In the current paid editing incident, two Wikipedia editors (both holding the valued position of Wikipedia-In-Residence) have been suspected of directly editing and promoting entries for money. The first, Roger Bamkin – a respected Wikimedia UK trustee – is suspected of taking payment from officials representing the government of Gibraltar for approving flattering Wikipedia write-ups concerning the peninsula, as well as actively promoting said entries via the front-page “Did You Know” section.
The second editor, Maximilian Klein, is accused of flouting the definitive Wikipedia conflict of interest rule through his firm UntrikiWiki, a business that guarantees customers high search engine rankings via favourable Wikipedia entries. When the news regarding Klein’s involvement with Untrikiwiki broke, Wales called such conflict of interest manipulation (if proven true) “disgusting”.

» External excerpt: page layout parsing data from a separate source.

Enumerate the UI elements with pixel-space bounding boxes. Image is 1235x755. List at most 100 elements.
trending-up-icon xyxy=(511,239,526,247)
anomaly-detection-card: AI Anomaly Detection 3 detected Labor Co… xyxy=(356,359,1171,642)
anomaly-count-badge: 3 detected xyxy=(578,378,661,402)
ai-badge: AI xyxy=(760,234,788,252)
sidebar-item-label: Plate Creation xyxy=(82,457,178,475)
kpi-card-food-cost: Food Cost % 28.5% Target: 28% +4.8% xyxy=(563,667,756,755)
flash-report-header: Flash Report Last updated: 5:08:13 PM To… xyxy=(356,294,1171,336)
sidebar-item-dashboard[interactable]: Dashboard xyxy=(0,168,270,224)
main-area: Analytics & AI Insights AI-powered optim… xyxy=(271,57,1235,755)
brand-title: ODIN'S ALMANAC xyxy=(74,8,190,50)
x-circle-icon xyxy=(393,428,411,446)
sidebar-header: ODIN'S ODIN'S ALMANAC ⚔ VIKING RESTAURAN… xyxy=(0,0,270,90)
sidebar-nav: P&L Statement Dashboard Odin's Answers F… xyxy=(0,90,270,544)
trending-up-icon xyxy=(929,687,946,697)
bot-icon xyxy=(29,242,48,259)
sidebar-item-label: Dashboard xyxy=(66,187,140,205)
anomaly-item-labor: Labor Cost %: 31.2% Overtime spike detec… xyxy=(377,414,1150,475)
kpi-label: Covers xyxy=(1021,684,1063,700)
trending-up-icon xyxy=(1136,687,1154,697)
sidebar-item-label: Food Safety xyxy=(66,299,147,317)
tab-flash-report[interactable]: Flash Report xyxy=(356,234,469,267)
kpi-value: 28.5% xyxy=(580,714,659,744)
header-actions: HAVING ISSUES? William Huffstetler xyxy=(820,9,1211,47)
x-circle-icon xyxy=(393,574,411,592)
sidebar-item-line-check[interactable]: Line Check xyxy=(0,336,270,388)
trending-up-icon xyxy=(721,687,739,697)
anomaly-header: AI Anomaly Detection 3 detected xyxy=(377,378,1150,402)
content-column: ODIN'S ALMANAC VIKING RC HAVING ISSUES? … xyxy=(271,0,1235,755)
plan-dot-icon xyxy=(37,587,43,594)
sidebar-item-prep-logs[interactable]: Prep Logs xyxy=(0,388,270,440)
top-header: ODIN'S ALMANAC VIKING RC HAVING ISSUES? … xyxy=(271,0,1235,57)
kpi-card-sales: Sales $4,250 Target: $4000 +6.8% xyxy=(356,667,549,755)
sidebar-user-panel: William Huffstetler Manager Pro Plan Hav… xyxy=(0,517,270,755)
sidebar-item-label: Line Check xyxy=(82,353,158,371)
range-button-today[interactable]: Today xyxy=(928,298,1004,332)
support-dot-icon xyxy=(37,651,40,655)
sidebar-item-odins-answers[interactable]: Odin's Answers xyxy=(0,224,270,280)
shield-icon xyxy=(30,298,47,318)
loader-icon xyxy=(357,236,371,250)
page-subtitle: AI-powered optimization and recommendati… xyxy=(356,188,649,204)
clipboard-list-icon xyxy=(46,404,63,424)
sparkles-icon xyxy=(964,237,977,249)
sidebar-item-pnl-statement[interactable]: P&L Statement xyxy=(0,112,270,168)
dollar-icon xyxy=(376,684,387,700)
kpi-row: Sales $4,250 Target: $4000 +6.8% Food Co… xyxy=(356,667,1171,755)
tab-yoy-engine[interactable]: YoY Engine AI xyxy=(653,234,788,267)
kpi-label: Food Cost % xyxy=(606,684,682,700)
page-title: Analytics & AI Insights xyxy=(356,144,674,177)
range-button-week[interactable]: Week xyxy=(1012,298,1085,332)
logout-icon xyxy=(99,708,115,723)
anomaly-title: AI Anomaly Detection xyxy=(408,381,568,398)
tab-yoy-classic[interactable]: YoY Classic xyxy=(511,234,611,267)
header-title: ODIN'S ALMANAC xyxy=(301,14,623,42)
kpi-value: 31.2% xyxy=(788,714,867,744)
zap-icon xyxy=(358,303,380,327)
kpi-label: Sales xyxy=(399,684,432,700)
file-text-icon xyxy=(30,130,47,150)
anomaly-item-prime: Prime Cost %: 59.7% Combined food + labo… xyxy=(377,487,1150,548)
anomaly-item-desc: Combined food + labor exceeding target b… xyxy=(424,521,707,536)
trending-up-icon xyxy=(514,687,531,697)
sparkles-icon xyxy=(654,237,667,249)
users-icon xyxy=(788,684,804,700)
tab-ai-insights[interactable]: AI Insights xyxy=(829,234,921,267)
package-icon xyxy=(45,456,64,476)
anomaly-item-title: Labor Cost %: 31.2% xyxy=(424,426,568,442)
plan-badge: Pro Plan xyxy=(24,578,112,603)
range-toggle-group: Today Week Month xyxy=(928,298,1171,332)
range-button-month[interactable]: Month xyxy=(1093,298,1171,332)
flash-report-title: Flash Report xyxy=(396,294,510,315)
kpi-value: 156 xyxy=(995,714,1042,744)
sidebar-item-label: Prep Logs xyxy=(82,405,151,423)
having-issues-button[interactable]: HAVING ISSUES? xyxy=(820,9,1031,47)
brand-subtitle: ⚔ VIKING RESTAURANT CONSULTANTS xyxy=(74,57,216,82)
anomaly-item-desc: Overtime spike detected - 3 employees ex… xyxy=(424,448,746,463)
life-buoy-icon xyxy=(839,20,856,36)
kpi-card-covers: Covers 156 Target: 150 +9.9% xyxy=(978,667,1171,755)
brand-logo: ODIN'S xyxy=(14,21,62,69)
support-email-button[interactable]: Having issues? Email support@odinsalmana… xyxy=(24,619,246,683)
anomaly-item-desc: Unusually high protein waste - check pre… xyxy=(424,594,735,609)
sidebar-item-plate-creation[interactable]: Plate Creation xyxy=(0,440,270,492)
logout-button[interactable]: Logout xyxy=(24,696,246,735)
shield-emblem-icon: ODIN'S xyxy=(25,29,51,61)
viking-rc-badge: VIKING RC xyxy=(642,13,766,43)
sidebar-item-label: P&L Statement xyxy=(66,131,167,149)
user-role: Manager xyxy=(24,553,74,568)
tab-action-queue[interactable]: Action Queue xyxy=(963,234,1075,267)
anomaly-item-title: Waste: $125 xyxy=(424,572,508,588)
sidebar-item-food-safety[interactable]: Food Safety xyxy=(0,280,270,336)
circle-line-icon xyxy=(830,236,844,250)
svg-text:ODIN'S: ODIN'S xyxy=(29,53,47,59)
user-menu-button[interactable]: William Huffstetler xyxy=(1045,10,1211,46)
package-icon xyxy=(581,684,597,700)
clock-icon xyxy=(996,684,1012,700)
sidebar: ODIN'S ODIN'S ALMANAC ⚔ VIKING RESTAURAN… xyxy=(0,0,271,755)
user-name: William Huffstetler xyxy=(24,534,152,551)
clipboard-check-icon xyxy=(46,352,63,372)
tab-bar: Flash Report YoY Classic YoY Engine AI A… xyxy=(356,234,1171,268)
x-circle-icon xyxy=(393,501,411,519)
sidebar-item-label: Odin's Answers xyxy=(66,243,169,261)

Through attempting to convince the general public of the sanctity of the “free and open” nature of Wikipedia, the frequency and magnitude of numerous controversies make this task a tough – if not cringe-worthy – sell. Instead of further fostering a well-oiled PR machine promoting Wikipedia as a spotlessly reputable reference site, perhaps it would serve the project (and the public) better if the organisation actually focused on transparency, honesty and the creation of balanced – and hence, truly encyclopaedic – content.